Symbol versioning works well when only opaque data pointers are used.
A pointer of struct pthread_unwind_buf is passed to libpthread from user
programs.  Within libpthread, we need to know the exact layout of struct
pthread_unwind_buf.  It is next to impossible to use symbol versioning here.

> Details:
> The name NEED_SAVED_MASK_IN_CANCEL_JMP_BUF while true is slightly
> misleading IMO. While it is true that you need the saved mask there, the
> actual logical goal is to make the structure match in layout with the
> non-cancel jmp_buf.
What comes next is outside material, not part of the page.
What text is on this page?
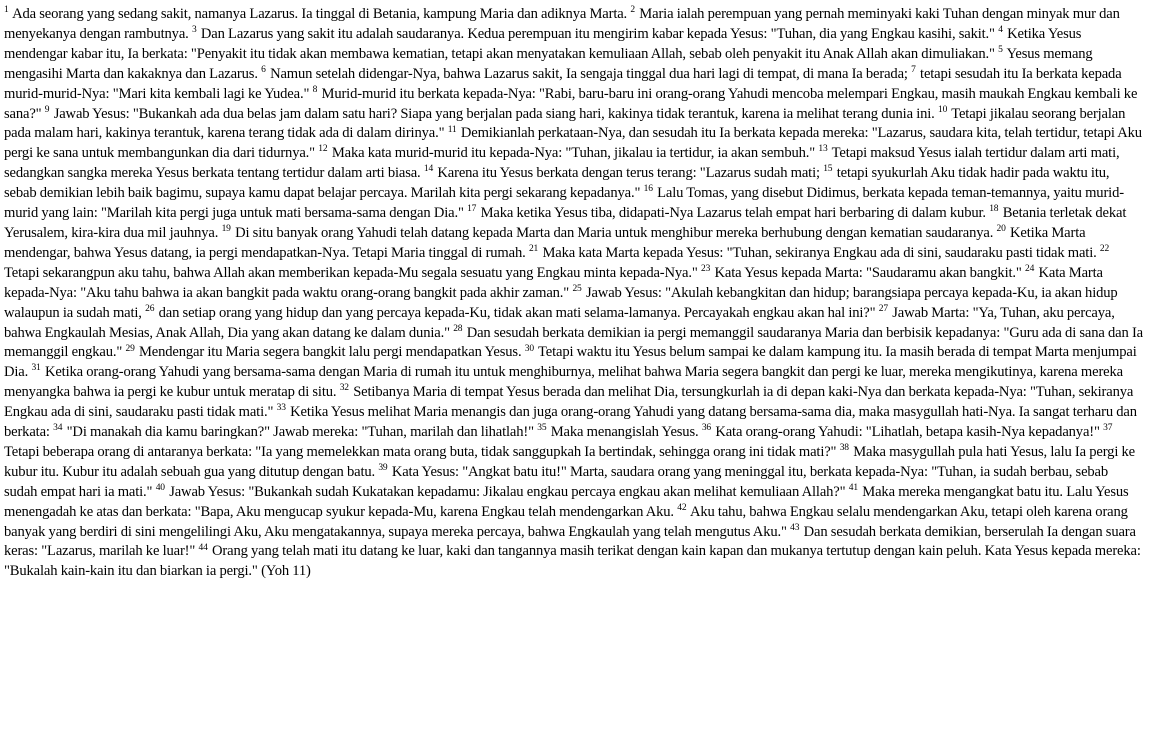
$^1$ Ada seorang yang sedang sakit, namanya Lazarus. Ia tinggal di Betania, kampung Maria dan adiknya Marta. $^2$ Maria ialah perempuan yang pernah meminyaki kaki Tuhan dengan minyak mur dan menyekanya dengan rambutnya. $^3$ Dan Lazarus yang sakit itu adalah saudaranya. Kedua perempuan itu mengirim kabar kepada Yesus: "Tuhan, dia yang Engkau kasihi, sakit." $^4$ Ketika Yesus mendengar kabar itu, Ia berkata: "Penyakit itu tidak akan membawa kematian, tetapi akan menyatakan kemuliaan Allah, sebab oleh penyakit itu Anak Allah akan dimuliakan." $^5$ Yesus memang mengasihi Marta dan kakaknya dan Lazarus. $^6$ Namun setelah didengar-Nya, bahwa Lazarus sakit, Ia sengaja tinggal dua hari lagi di tempat, di mana Ia berada; $^7$ tetapi sesudah itu Ia berkata kepada murid-murid-Nya: "Mari kita kembali lagi ke Yudea." $^8$ Murid-murid itu berkata kepada-Nya: "Rabi, baru-baru ini orang-orang Yahudi mencoba melempari Engkau, masih maukah Engkau kembali ke sana?" $^9$ Jawab Yesus: "Bukankah ada dua belas jam dalam satu hari? Siapa yang berjalan pada siang hari, kakinya tidak terantuk, karena ia melihat terang dunia ini. $^{10}$ Tetapi jikalau seorang berjalan pada malam hari, kakinya terantuk, karena terang tidak ada di dalam dirinya." $^{11}$ Demikianlah perkataan-Nya, dan sesudah itu Ia berkata kepada mereka: "Lazarus, saudara kita, telah tertidur, tetapi Aku pergi ke sana untuk membangunkan dia dari tidurnya." $^{12}$ Maka kata murid-murid itu kepada-Nya: "Tuhan, jikalau ia tertidur, ia akan sembuh." $^{13}$ Tetapi maksud Yesus ialah tertidur dalam arti mati, sedangkan sangka mereka Yesus berkata tentang tertidur dalam arti biasa. $^{14}$ Karena itu Yesus berkata dengan terus terang: "Lazarus sudah mati; $^{15}$ tetapi syukurlah Aku tidak hadir pada waktu itu, sebab demikian lebih baik bagimu, supaya kamu dapat belajar percaya. Marilah kita pergi sekarang kepadanya." $^{16}$ Lalu Tomas, yang disebut Didimus, berkata kepada teman-temannya, yaitu murid-murid yang lain: "Marilah kita pergi juga untuk mati bersama-sama dengan Dia." $^{17}$ Maka ketika Yesus tiba, didapati-Nya Lazarus telah empat hari berbaring di dalam kubur. $^{18}$ Betania terletak dekat Yerusalem, kira-kira dua mil jauhnya. $^{19}$ Di situ banyak orang Yahudi telah datang kepada Marta dan Maria untuk menghibur mereka berhubung dengan kematian saudaranya. $^{20}$ Ketika Marta mendengar, bahwa Yesus datang, ia pergi mendapatkan-Nya. Tetapi Maria tinggal di rumah. $^{21}$ Maka kata Marta kepada Yesus: "Tuhan, sekiranya Engkau ada di sini, saudaraku pasti tidak mati. $^{22}$ Tetapi sekarangpun aku tahu, bahwa Allah akan memberikan kepada-Mu segala sesuatu yang Engkau minta kepada-Nya." $^{23}$ Kata Yesus kepada Marta: "Saudaramu akan bangkit." $^{24}$ Kata Marta kepada-Nya: "Aku tahu bahwa ia akan bangkit pada waktu orang-orang bangkit pada akhir zaman." $^{25}$ Jawab Yesus: "Akulah kebangkitan dan hidup; barangsiapa percaya kepada-Ku, ia akan hidup walaupun ia sudah mati, $^{26}$ dan setiap orang yang hidup dan yang percaya kepada-Ku, tidak akan mati selama-lamanya. Percayakah engkau akan hal ini?" $^{27}$ Jawab Marta: "Ya, Tuhan, aku percaya, bahwa Engkaulah Mesias, Anak Allah, Dia yang akan datang ke dalam dunia." $^{28}$ Dan sesudah berkata demikian ia pergi memanggil saudaranya Maria dan berbisik kepadanya: "Guru ada di sana dan Ia memanggil engkau." $^{29}$ Mendengar itu Maria segera bangkit lalu pergi mendapatkan Yesus. $^{30}$ Tetapi waktu itu Yesus belum sampai ke dalam kampung itu. Ia masih berada di tempat Marta menjumpai Dia. $^{31}$ Ketika orang-orang Yahudi yang bersama-sama dengan Maria di rumah itu untuk menghiburnya, melihat bahwa Maria segera bangkit dan pergi ke luar, mereka mengikutinya, karena mereka menyangka bahwa ia pergi ke kubur untuk meratap di situ. $^{32}$ Setibanya Maria di tempat Yesus berada dan melihat Dia, tersungkurlah ia di depan kaki-Nya dan berkata kepada-Nya: "Tuhan, sekiranya Engkau ada di sini, saudaraku pasti tidak mati." $^{33}$ Ketika Yesus melihat Maria menangis dan juga orang-orang Yahudi yang datang bersama-sama dia, maka masygullah hati-Nya. Ia sangat terharu dan berkata: $^{34}$ "Di manakah dia kamu baringkan?" Jawab mereka: "Tuhan, marilah dan lihatlah!" $^{35}$ Maka menangislah Yesus. $^{36}$ Kata orang-orang Yahudi: "Lihatlah, betapa kasih-Nya kepadanya!" $^{37}$ Tetapi beberapa orang di antaranya berkata: "Ia yang memelekkan mata orang buta, tidak sanggupkah Ia bertindak, sehingga orang ini tidak mati?" $^{38}$ Maka masygullah pula hati Yesus, lalu Ia pergi ke kubur itu. Kubur itu adalah sebuah gua yang ditutup dengan batu. $^{39}$ Kata Yesus: "Angkat batu itu!" Marta, saudara orang yang meninggal itu, berkata kepada-Nya: "Tuhan, ia sudah berbau, sebab sudah empat hari ia mati." $^{40}$ Jawab Yesus: "Bukankah sudah Kukatakan kepadamu: Jikalau engkau percaya engkau akan melihat kemuliaan Allah?" $^{41}$ Maka mereka mengangkat batu itu. Lalu Yesus menengadah ke atas dan berkata: "Bapa, Aku mengucap syukur kepada-Mu, karena Engkau telah mendengarkan Aku. $^{42}$ Aku tahu, bahwa Engkau selalu mendengarkan Aku, tetapi oleh karena orang banyak yang berdiri di sini mengelilingi Aku, Aku mengatakannya, supaya mereka percaya, bahwa Engkaulah yang telah mengutus Aku." $^{43}$ Dan sesudah berkata demikian, berserulah Ia dengan suara keras: "Lazarus, marilah ke luar!" $^{44}$ Orang yang telah mati itu datang ke luar, kaki dan tangannya masih terikat dengan kain kapan dan mukanya tertutup dengan kain peluh. Kata Yesus kepada mereka: "Bukalah kain-kain itu dan biarkan ia pergi." (Yoh 11)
I would rename this to NEED_SETJMP_LAYOUT or something

Will do.

> like that to indicate the intent is to make the structure match the layout
> used by setjmp jump buffers.
> Both UNWIND_BUF_PRIV and THREAD_COPY_ADDITONAL_INFO are exmaples of typo-prone
> macro APIs. We should work hard to define defaults and have unconditional
> users of these macros such that -Wundef can warn us if we make mistakes
> e.g.

Will do.

> Notes:
> - This current patch set passes the ABI tests I ran last time so it is good
>   to note that your patches do not appear to introduce any other ABI regressions.